Today marks the 30th anniversary of John Lennon’s death. With The Beatles, and with his solo works, Lennon remains one of my favorite rock artists. If Phil Spector totally changed the way in which Christmas songs could be heard, then Lennon changed the message of what a Christmas single could be with “Happy Xmas (War is Over)”, which was also produced by Spector.
Both A Christmas Gift For You and Happy Xmas are tied together not just by Spector, but also the Vietnam War. A Christmas Gift For You was in November 1963, right after President Kennedy’s assassination. Though the US was already involved in the Vietnam War, by the end of of 1963, Lyndon Johnson reversed Kennedy’s decision to remove 1,000 troops from Vietnam and ended up expanding the war. It’s little wonder that A Christmas Gift For You didn’t initially catch on under the circumstances.
Flash forward almost 6 years later to 1969, with the war at its height John Lennon and Yoko decided to rent billboards across several cities with the slogan “WAR IS OVER! (If You Want It). Happy Christmas From John and Yoko”. It would be two years later before “Happy Xmas” would be released, but the slogans served as the basis for the song.
Almost 40 years later it’s become passe to release Christmas singles or exploit the season for charity events. But it can’t be denied that the concept came from this song. Lennon, ever the political, made sure that his sentiments came through with silver bells. Here was a song designed to make the listeners think about what they’ve done over the past year. “So this is Christmas,” Lennon begins as he strums his the guitar, “and what have you done?”
Lennon’s genius shines through by making a very adult oriented theme a form (the Christmas song) normally considered “jolly”. To drive the point home, the background vocals provided by the Harlem Community Choir who sing the “war is over” slogan.
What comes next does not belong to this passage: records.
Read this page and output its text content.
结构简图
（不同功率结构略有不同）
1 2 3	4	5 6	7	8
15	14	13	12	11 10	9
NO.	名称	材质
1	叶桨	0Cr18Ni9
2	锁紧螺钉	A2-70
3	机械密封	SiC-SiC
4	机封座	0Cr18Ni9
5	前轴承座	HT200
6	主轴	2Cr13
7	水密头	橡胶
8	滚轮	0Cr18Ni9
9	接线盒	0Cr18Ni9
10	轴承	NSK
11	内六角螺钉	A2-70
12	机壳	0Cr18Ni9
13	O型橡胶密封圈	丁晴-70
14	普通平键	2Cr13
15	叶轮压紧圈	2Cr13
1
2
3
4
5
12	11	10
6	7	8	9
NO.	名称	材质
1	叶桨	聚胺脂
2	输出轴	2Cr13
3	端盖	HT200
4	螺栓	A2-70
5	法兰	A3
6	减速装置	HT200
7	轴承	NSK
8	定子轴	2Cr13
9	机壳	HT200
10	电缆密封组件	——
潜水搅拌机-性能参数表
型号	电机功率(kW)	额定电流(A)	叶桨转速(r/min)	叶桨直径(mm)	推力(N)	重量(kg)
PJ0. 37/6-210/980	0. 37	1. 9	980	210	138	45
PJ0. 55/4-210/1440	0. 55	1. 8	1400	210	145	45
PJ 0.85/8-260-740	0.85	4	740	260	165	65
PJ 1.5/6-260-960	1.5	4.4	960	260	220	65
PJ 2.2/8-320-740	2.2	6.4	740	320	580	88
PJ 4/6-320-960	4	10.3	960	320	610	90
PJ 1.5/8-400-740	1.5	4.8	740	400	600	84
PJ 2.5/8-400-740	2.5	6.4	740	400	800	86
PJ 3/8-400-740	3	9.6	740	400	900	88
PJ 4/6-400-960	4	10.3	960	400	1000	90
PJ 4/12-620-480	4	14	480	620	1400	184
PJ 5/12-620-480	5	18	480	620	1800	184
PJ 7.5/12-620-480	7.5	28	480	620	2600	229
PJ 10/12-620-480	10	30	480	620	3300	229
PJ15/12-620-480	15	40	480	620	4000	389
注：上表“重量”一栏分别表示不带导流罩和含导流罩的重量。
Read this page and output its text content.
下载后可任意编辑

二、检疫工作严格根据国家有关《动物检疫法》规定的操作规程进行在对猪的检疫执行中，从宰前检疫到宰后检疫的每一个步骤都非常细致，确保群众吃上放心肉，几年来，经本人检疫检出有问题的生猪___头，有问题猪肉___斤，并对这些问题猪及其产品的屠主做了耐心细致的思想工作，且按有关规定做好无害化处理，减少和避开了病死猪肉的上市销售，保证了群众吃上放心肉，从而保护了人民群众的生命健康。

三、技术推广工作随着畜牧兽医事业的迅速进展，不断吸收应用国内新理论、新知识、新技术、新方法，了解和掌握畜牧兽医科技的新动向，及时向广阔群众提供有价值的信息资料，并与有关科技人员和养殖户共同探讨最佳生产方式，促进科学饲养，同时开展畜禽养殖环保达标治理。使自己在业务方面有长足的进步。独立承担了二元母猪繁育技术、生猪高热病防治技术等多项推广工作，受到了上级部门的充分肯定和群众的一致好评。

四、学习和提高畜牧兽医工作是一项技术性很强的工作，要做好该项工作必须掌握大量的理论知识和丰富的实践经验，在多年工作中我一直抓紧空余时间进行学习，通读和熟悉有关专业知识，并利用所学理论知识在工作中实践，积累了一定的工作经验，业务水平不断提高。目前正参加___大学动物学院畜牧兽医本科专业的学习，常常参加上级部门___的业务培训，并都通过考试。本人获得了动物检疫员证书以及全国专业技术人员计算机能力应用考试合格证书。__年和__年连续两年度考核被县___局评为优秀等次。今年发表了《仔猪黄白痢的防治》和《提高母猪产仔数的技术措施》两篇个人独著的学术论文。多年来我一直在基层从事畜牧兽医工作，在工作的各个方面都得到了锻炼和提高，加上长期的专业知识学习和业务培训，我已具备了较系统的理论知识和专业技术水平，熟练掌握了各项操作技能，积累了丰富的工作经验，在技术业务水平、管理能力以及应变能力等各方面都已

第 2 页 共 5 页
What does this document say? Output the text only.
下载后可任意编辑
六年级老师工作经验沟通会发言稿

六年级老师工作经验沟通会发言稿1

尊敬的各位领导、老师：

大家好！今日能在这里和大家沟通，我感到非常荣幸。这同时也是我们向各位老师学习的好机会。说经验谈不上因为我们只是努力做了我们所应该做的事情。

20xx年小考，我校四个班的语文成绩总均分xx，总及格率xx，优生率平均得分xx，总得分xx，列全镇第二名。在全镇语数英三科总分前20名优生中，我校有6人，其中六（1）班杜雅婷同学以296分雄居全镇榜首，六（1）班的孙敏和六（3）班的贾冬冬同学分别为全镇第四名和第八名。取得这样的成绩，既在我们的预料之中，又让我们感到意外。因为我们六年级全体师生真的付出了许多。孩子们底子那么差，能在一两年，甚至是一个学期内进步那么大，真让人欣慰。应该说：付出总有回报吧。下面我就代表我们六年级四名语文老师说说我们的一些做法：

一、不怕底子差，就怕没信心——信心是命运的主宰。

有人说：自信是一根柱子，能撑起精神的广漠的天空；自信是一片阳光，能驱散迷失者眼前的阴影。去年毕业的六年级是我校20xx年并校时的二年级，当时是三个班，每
Children tend to be oblivious to politics, and often see things in gray that adults often do not. By having the children’s choir singing that particular line, Lennon is making the point that war affects everybody, and not just the troops (and their families) who were fighting in Vietnam. If Lennon had sung “war is over, if you want it” the song wouldn’t be nearly as convincing. Cynics could easily raise their eyebrows at a famous rock star making flights of fancy about how to end the war. (Which, right or wrong, has always been a criticism of “Imagine”, particularly the line about imagining no possesions.)
This time of year is about coming together and forgetting life’s troubles. Lennon reversed that with “Happy Xmas”, and made us remember what was going on. But the idea of coming together for peace and love is very in the vein of the Holiday season, and in that sense, “Happy Xmas” might be the best representation of those themes.